In a houseful of five daughters, there were also plenty of issues of Highlights, American Girl, Seventeen, Glamour, Mademoiselle, and even a few copies of Cosmopolitan that my oldest sister hid from my mother in her dresser.
Every August, we mooned over the back to school issue of Seventeen, wishing we could buy the plaid skirts, woolen crew neck sweaters and Weejun loafers, that were impossibly hot to wear for the first day of school in September.
Do you notice that this girl actually looks "plump"??
When I was a young married and paper was just invented, I discovered a new magazine, Country Living, that set the design standard that coalesced with our obsession with the PBS show, This Old House. Once we found an impossibly out of date and out of the way old house to buy in the woods, we promptly filled it with Sturbridge plaid draperies, turn of the century quarter sawn oak furniture, and a Queen Anne camel back sofa.
I hoarded those issues and spent many a rainy afternoon pulling all of them out and planning what to stencil on the kitchen walls (tulips) and how to decorate The Princess's nursery (Gear Yellow Rubber Duckies). Soon after, I began reading Country Home, Victoria, Mary Engelbreit, and a variety of quilting magazines.
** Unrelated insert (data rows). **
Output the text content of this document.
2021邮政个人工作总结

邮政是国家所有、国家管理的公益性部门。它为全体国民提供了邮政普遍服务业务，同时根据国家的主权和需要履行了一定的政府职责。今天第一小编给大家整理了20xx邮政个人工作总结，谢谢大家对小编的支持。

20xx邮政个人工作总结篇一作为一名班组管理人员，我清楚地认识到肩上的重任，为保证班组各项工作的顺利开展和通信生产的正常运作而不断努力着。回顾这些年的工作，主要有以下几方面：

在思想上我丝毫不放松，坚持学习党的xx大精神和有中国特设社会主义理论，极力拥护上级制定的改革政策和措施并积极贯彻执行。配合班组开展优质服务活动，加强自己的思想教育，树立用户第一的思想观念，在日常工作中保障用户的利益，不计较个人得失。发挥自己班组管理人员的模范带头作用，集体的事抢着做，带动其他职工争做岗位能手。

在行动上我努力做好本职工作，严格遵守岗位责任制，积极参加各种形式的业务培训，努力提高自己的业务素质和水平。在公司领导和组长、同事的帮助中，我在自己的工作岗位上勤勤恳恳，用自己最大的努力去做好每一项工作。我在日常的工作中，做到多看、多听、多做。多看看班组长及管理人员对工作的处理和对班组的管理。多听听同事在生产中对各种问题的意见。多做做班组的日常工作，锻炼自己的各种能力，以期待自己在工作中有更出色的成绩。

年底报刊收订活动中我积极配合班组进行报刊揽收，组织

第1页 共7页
In the mid-90's, we moved to Memphis and my taste morphed from plaid wing chairs to chintz-covered slipper chairs. The calico print camel back sofa sported a new slipcover of blue and white glazed cotton. Soon Traditional Home and House Beautiful began filling my mailbox and I became expert at faux finishing and trompe l'oiel and other French design elements that I half understood.
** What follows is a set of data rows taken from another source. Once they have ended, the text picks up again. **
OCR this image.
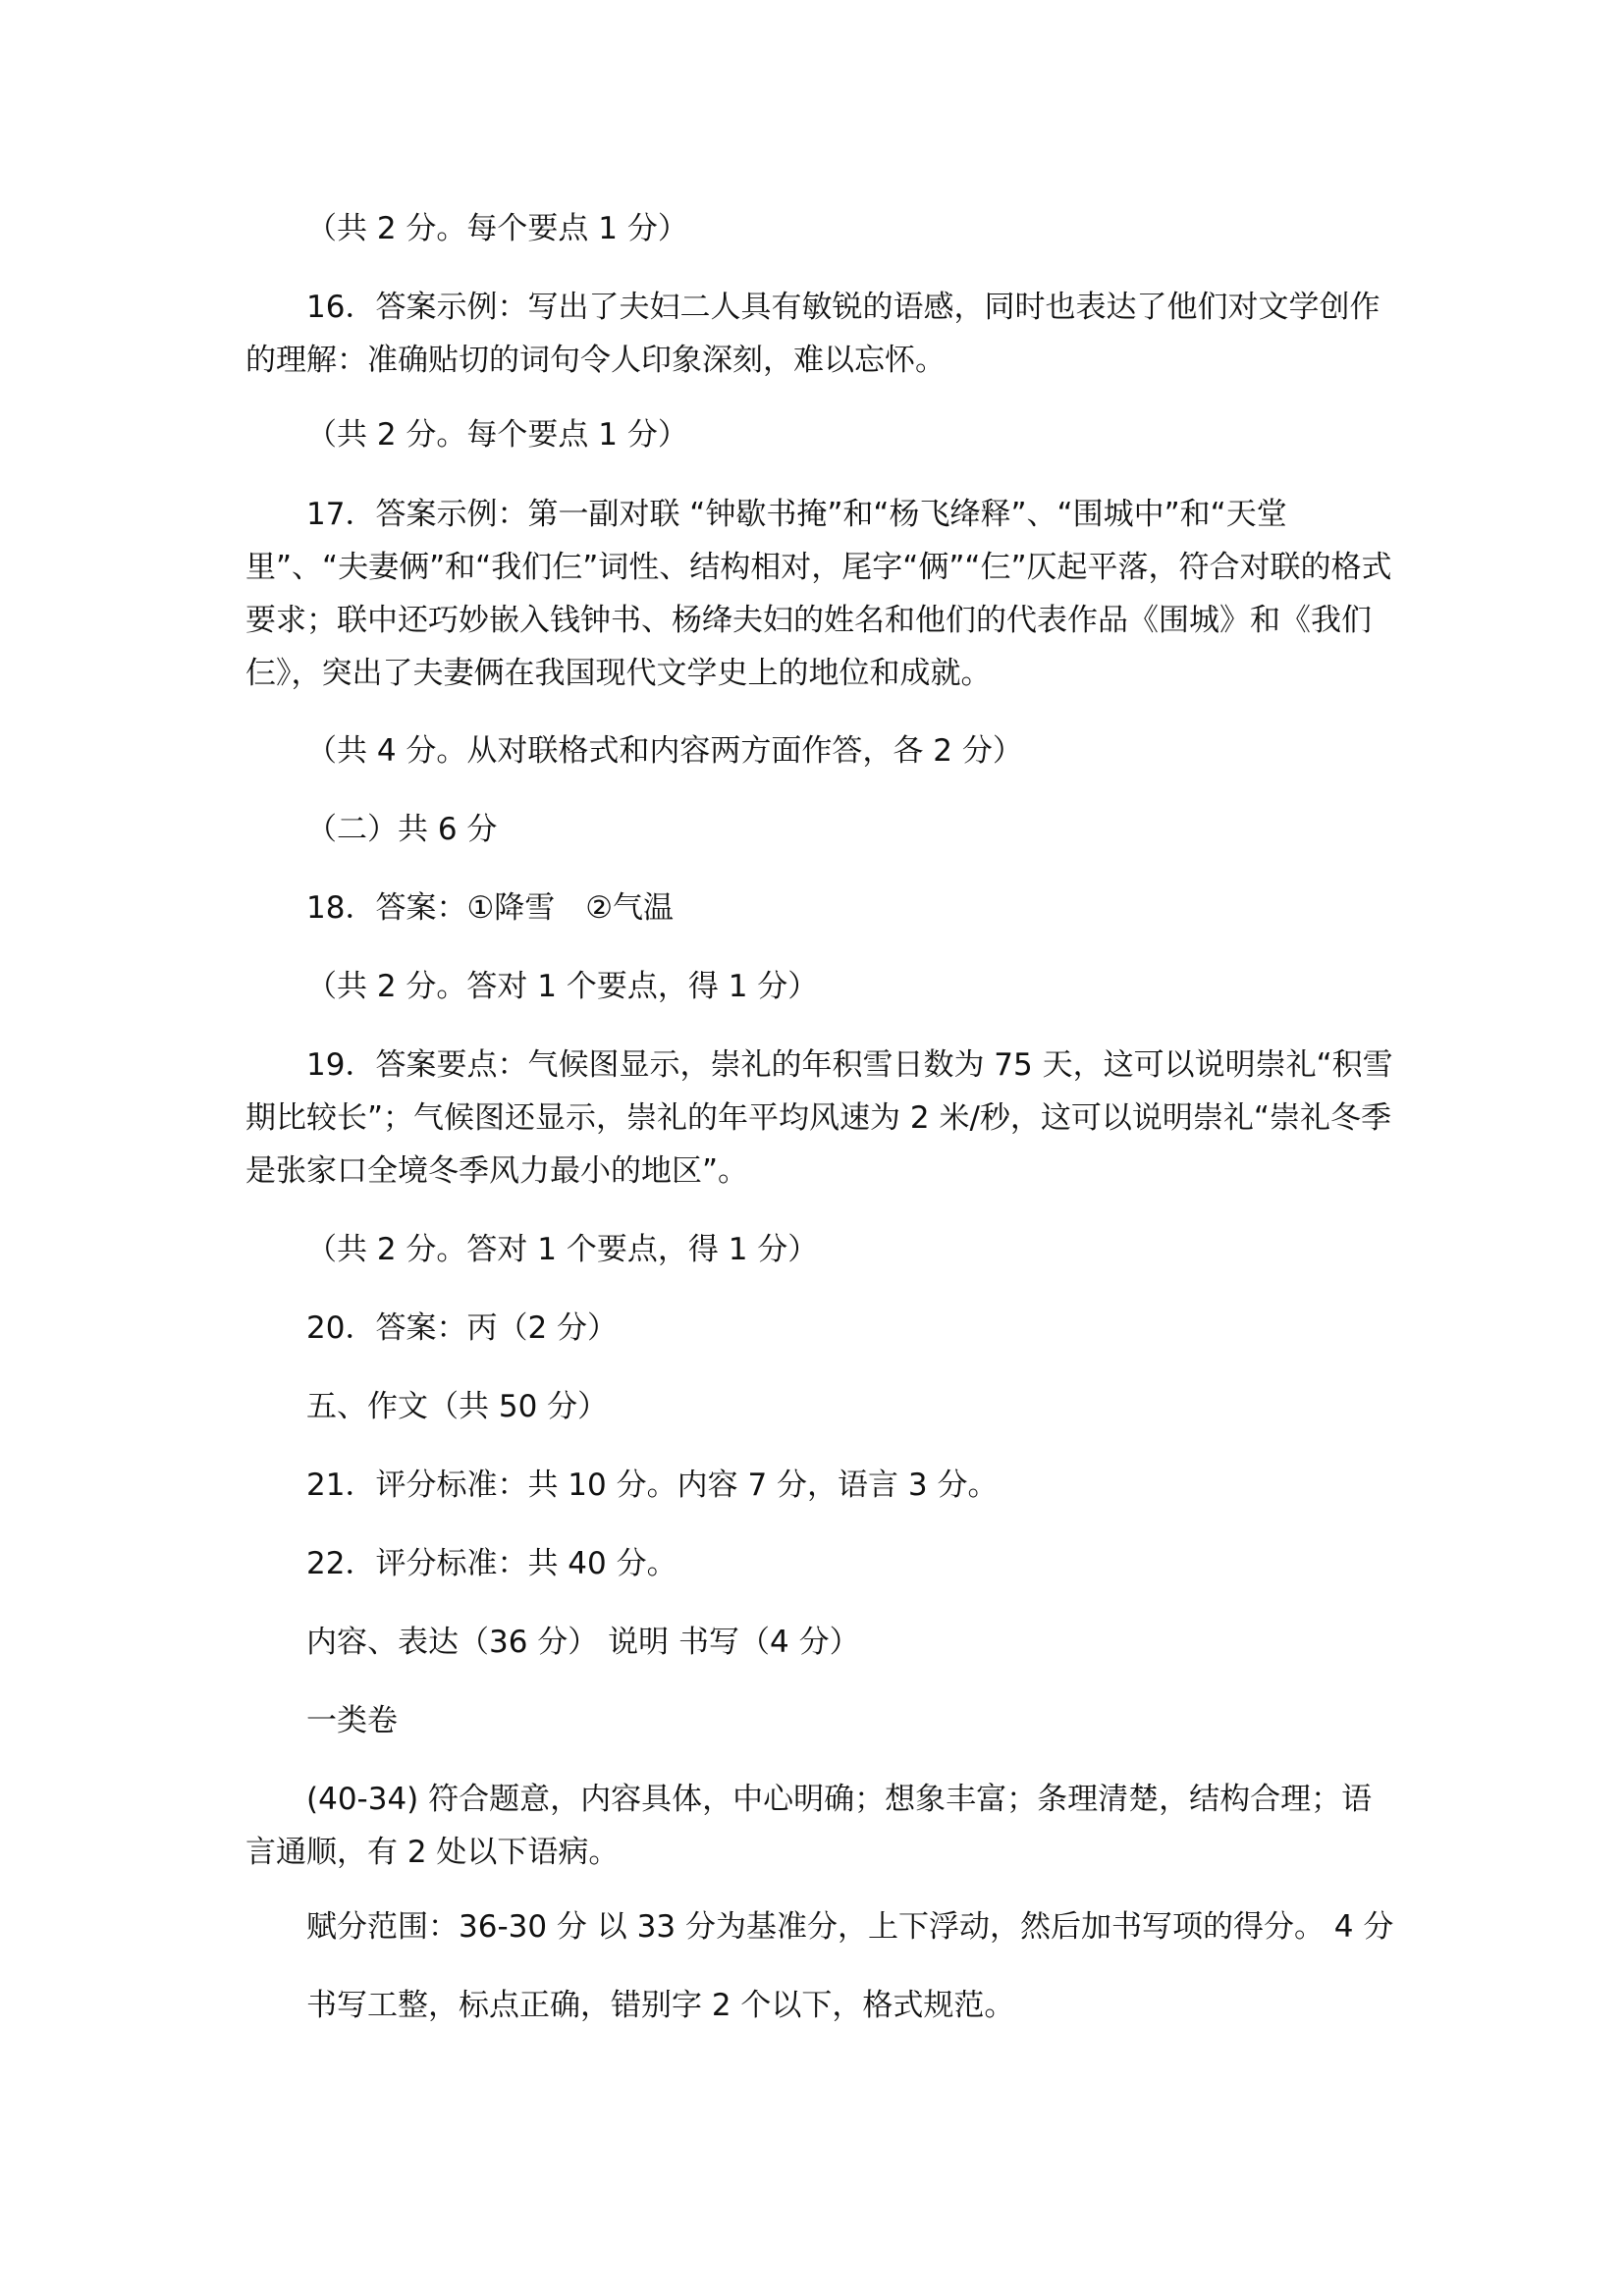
（共 2 分。每个要点 1 分）

16．答案示例：写出了夫妇二人具有敏锐的语感，同时也表达了他们对文学创作的理解：准确贴切的词句令人印象深刻，难以忘怀。

（共 2 分。每个要点 1 分）

17．答案示例：第一副对联 “钟歇书掩”和“杨飞绛释”、“围城中”和“天堂里”、“夫妻俩”和“我们仨”词性、结构相对，尾字“俩”“仨”仄起平落，符合对联的格式要求；联中还巧妙嵌入钱钟书、杨绛夫妇的姓名和他们的代表作品《围城》和《我们仨》，突出了夫妻俩在我国现代文学史上的地位和成就。

（共 4 分。从对联格式和内容两方面作答，各 2 分）

（二）共 6 分

18．答案：①降雪　②气温

（共 2 分。答对 1 个要点，得 1 分）

19．答案要点：气候图显示，崇礼的年积雪日数为 75 天，这可以说明崇礼“积雪期比较长”；气候图还显示，崇礼的年平均风速为 2 米/秒，这可以说明崇礼“崇礼冬季是张家口全境冬季风力最小的地区”。

（共 2 分。答对 1 个要点，得 1 分）

20．答案：丙（2 分）

五、作文（共 50 分）

21．评分标准：共 10 分。内容 7 分，语言 3 分。

22．评分标准：共 40 分。

内容、表达（36 分） 说明 书写（4 分）

一类卷

(40-34) 符合题意，内容具体，中心明确；想象丰富；条理清楚，结构合理；语言通顺，有 2 处以下语病。

赋分范围：36-30 分 以 33 分为基准分，上下浮动，然后加书写项的得分。 4 分

书写工整，标点正确，错别字 2 个以下，格式规范。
One day, on one of my almost daily trips to Michael's for some craft supply, I spied a magazine cover with a photo of a wooden box covered with old maps and an "antique letter" created on parchment with rubber stamps and collage. I bought my first edition of Somerset Studio and my little craft world exploded. I was published in the magazine within the year and my life expanded tenfold and now I am a regular contributor to what I consider the premier mixed media art publication, Cloth, Paper, Scissors.
I feel adrift without the regular issues filling my mailbox. I am glad for the issues I've kept over the years and mourn the complete editions of those I trashed on our cross country moves. I've even gone so far as to buy sets of back issues of the original Victoria on Ebay.
Most of my free reading time ( as opposed to reading for work time and reading for pleasure, i.e. novels time) is spent not reading costly magazines, but a long list of blogs filled with gorgeous photography about decorating, remodeling, thrifting, faux finishing, vintage collecting, drapery sewing, garden growing, collage making, studio outfitting, basket weaving, yarn dying, quilt making, book binding, story writing, canvas painting, child rearing, and party throwing blogs.
It's just not the same, though. Sitting on my bed with a cup of tea and a cashmere throw across my legs is just much nicer with a the crinkly papers of a magazine than with a cold, rectangular laptop. It's almost too much, what I can find on the 'net. Printing out photos for a class project just isn't the same as tearing them out of a set of old magazines. And there's no moving, first person end page story to read before I log off for the night.
More importantly, I can't trace my evolution as a person, as a homeowner, as an artist and writer from the Internet. I can't lug out my back issues of a blog and say, look, this is the article that inspired me to make a wedding ring quilt for my sister's wedding, or pull a dog-eared issue of a blog off the shelf to revisit for the first column I read by Jo Northrup in Country Living.
Of course, I am using the internet to write about magazines! Come to think of it, those monthly columns by Jo Northrup in which she wrote about her life in the country were the first thing I read when I got the magazine each month, and inspired me to begin writing about my ordinary life, which led over many years to my blog.And I never would have gotten the column in CPS if I hadn't been on a big, prolific email list for years with one of the editors.
But I'll always prefer paper over plastic, pages over screens, and that is why I will never have a Kindle, no matter how much Mr. Pom swears at me when he lifts my carry-on as we board a plane.
Support a freelancer: go buy a magazine!